By Bruce Allen
That’s about the only emotion I can muster after reading Chris Mortensen and Len Pasquarelli‘s report on ESPN.com that Rodney Harrison is going to be suspended for four games “because he admitted to federal investigators that he obtained Human Growth Hormone.”
Harrison has been lauded as a stand-up guy and team leader during his time here in New England, and while this suspension doesn’t automatically wipe all of that out, it does add a taint to his career. Harrison has scheduled a conference call with reporters tonight, and I expect that he’ll take full responsibility for his actions, but the damage is done, and this is still a distraction that the team does not need.
This story is sure to be played up nationally as a hit to the “squeaky clean” Patriots image. This is not an image that the club has tried to put forth, mind you, but one that has been attached to them. They did after all sign Todd Sauerbrun last season afterthe punter was coming off his own four game substance related suspension.
With Eugene Wilson’s health again up in the air, is it possible that we’ll see James Sanders and rookie Brandon Meriweather manning the safety positions on opening day? The suspension also makes Asante Samuel’s return to the secondary all that much more important.
The receivers for the Jets, Chargers, Bills and Bengals can breathe a little easier now. On the flip side, this is four games in which we don’t have to worry about Harrison getting hurt.

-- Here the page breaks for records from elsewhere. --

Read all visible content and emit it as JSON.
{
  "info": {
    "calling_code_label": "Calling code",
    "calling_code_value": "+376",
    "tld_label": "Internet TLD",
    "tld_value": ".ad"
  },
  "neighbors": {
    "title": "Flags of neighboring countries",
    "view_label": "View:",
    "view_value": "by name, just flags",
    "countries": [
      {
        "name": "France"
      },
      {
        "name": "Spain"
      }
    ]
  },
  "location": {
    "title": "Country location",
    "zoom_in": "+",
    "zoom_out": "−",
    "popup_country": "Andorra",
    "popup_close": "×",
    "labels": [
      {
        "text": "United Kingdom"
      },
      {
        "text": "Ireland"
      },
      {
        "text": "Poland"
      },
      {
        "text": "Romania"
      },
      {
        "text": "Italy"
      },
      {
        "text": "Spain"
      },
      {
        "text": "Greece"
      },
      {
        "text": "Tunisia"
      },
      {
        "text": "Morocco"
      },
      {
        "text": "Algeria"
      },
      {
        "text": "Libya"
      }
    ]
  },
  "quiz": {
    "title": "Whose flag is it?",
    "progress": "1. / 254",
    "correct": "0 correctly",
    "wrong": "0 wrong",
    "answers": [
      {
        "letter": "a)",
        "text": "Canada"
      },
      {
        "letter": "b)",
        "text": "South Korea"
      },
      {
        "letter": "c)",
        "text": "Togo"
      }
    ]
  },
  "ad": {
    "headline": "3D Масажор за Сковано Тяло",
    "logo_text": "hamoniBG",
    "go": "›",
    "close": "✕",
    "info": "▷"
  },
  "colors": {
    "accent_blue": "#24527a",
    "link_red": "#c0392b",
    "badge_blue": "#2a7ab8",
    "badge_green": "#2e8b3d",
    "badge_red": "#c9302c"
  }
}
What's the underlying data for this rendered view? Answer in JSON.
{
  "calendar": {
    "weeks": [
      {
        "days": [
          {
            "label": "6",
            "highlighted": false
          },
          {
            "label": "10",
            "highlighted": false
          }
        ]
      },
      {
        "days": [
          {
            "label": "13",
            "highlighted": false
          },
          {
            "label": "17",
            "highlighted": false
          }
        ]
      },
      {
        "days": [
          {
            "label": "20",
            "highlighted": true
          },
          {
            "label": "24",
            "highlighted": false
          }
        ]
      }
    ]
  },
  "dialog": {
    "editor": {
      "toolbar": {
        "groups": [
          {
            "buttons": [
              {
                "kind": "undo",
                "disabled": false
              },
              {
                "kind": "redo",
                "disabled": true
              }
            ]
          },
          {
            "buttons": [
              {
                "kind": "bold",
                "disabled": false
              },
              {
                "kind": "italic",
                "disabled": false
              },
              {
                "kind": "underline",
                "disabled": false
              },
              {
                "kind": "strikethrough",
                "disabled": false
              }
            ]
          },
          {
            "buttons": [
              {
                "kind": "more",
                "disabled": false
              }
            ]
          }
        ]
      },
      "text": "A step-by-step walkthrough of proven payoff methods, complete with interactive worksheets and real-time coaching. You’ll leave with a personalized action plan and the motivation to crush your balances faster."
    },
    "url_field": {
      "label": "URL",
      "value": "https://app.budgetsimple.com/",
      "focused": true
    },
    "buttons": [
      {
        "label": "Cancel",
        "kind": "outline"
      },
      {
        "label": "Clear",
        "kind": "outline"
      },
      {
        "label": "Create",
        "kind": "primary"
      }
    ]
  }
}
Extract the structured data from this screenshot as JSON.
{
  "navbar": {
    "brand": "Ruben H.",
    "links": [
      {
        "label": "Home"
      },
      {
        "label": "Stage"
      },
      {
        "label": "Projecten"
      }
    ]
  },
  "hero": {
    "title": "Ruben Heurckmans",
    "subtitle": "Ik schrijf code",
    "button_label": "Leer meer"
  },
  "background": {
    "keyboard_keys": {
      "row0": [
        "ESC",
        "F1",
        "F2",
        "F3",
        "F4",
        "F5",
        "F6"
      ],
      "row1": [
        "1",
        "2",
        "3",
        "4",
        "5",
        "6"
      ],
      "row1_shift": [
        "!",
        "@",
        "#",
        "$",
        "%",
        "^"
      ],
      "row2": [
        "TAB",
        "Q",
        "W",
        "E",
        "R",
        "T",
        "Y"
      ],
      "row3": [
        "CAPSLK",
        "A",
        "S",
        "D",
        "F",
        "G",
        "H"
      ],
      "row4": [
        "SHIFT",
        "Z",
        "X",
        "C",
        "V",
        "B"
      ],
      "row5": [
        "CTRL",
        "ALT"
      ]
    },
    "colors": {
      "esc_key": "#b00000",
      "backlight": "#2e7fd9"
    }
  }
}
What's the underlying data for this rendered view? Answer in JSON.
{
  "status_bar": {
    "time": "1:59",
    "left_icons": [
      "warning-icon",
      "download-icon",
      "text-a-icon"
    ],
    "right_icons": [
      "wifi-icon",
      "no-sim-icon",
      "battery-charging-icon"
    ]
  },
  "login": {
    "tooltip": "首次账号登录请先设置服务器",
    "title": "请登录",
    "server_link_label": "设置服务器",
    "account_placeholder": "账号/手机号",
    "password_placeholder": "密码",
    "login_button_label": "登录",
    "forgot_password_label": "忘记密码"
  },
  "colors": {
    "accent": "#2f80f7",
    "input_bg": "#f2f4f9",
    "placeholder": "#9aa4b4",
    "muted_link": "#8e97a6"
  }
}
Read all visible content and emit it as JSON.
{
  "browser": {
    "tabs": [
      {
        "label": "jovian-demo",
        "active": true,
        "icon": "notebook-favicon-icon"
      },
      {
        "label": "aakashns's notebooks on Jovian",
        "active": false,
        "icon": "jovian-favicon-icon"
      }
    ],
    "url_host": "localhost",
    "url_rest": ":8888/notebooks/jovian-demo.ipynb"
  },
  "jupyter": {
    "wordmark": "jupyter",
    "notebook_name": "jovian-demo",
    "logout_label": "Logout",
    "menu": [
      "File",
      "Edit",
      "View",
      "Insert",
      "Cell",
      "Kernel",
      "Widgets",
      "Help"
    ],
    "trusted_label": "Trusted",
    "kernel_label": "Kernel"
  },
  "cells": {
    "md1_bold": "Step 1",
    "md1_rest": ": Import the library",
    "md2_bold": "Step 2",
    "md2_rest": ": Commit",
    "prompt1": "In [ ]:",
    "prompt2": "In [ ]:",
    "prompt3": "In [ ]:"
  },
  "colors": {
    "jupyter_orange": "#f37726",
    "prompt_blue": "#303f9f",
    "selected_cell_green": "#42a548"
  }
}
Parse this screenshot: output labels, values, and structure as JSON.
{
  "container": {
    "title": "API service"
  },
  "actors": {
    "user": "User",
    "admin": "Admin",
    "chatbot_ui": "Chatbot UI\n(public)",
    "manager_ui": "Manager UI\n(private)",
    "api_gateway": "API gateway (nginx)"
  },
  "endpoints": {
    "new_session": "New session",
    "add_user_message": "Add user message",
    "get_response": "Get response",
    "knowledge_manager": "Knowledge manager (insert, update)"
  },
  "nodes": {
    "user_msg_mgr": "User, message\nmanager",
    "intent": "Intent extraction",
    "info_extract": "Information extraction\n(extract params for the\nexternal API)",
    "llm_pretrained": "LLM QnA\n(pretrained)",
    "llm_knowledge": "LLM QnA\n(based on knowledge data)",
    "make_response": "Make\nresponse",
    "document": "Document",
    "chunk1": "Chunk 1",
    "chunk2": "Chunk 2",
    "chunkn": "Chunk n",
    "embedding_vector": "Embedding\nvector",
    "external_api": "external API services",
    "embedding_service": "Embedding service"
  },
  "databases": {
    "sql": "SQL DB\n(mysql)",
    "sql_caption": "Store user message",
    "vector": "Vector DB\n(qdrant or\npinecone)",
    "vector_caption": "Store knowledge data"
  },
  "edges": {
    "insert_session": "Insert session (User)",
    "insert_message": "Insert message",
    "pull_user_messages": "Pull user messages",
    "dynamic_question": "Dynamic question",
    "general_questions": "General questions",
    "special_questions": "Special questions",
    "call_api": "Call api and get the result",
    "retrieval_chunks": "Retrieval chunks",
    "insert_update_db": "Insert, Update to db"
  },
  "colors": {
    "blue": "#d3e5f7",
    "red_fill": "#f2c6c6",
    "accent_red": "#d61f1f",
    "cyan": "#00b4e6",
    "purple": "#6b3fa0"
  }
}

Update: Albert Breer has Harrison’s full statement to reporters tonight. Harrison admits to using HGH, but said it was not for a “competitive edge” but instead for “accelerating the healing process from injuries I sustained playing football.” He apologizes to the fans, to kids who view him as a role model, his teammates and the Patriots organization and asks reporters not to hassle his teammates with questions while he is on suspension.
I don’t know…in my mind, while I want to fully accept the statement and totally forgive the guy, (and I’m glad he’s taking responsibility for his actions) it seems to me that accelerating the healing process IS a competitive edge…isn’t it?
Disappointing indeed. Who wrote this update by the way?
The conference call/apology was worded well, much better than many public statements we have seen in the past from athletes in trouble. Regardless you are right, the damage is done. Bad timing, hopefully the Patriots and Rodney can shake it off.
and now there’s a report that released punter Baugher was charged with assault. not sure if that led to his release or came as a reaction to it. oh well it was our turn in the barrel.
This is going to sound like I’m Rodney’s apologist, but I’m not (though I am a huge fan). I know my view is in the minority, but I truly do not see the big deal about HGH or even steroids in professional sports, especially ones involving huge fast-moving men launching themselves at one another 100 times over the course of 60 minutes.
The rules are the rules, Rodney deserves the suspension, and I love the fact that he admitted he was wrong, apologized to the team for being a distraction, and I totally buy that he was trying to get back on the field. Is it a competitive edge? Maybe. But that’s what competition’s about.
Sorry to ramble, but I think America’s steroids hysteria is roughly akin to the Red Scare and the comic books hysteria of the 1940s and ’50s. Congress, which some people believe should be busy impeaching the president, or at the very least investigating the conduct of the war, and rampant military profiteering, is instead investing steroids — in baseball, no less.
Considering all that we ask athletes to do, I think we could do a little less hand-wringing over the steroids/banned substances issue.
But, yeah, I’m pretty blue about the whole deal. Though I’ve been pimping Gutierrez, No. 37 has for years been my favorite Patriot — and his tattooing of Vince Young in the preseason will serve as a sweet reminder until Week 5.
Oops. I meant “investigating steroids,” not investing. Talk about a Freudian slip.